The Lož Karst Field (/sl/; Loško polje), also known as the Lož Valley (Loška dolina), is a karst field in Inner Carniola in southwest Slovenia. It is the smallest karst field in Inner Carniola.

==Geography==
The Lož Karst Field lies between the Bloke Plateau to the north, Mount Race (Racna gora, 1140 m) to the east, and Mount Snežnik to the west. It is about 6 km long and 4 km wide, and lies on Triassic dolomite oriented in the Dinaric direction.
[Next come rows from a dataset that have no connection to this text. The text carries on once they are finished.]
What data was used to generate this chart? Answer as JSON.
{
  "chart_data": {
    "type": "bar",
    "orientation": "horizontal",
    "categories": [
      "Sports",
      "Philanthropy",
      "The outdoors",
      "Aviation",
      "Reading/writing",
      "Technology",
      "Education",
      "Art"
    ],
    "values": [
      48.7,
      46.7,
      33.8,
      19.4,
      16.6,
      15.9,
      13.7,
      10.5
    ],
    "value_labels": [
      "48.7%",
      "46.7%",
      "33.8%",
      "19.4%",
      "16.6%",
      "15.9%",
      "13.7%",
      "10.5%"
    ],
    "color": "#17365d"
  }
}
Little Obrh Spring (Izvir Mali Obrh) lies on the south edge of the karst field in Kozarišče near Snežnik Castle and is fed by water from Mount Snežnik. Big Obrh Spring (Izvir Veliki Obrh) lies on the east side of the karst field, near Vrhnika pri Ložu, and is fed by water from Mount Race and the Potok Plateau in the Loški Potok area. The streams from the two springs join west of Pudob to create Obrh Creek, a losing stream that disappears on the north edge of the karst field into 850 m Golobina Cave west of Dane, emerging to the west at Lake Cerknica. Flooding affects only the western part of the karst field, below Dane, which is uninhabited. In the past, more of the karst field used to flood, and so at the end of the 19th century a lower entrance was cut into the cave, which reduced the depth and duration of flooding.

==Settlements==
The settlements in the Lož Karst Field are relatively large and have a clustered or linear layout. Stari Trg pri Ložu is the economic and cultural center of the area.

==Economic activity==
The karst field ranges between 570 m and 590 m in elevation and is surrounded by steep wooded slopes. The flat areas are used for tilled fields, and lower parts near the creeks for meadows. There are also meadows and pastures along the edges of the gentler slopes, especially on the sunny sides, where animal husbandry is practiced. The wood and metal industry has developed in Stari Trg pri Ložu.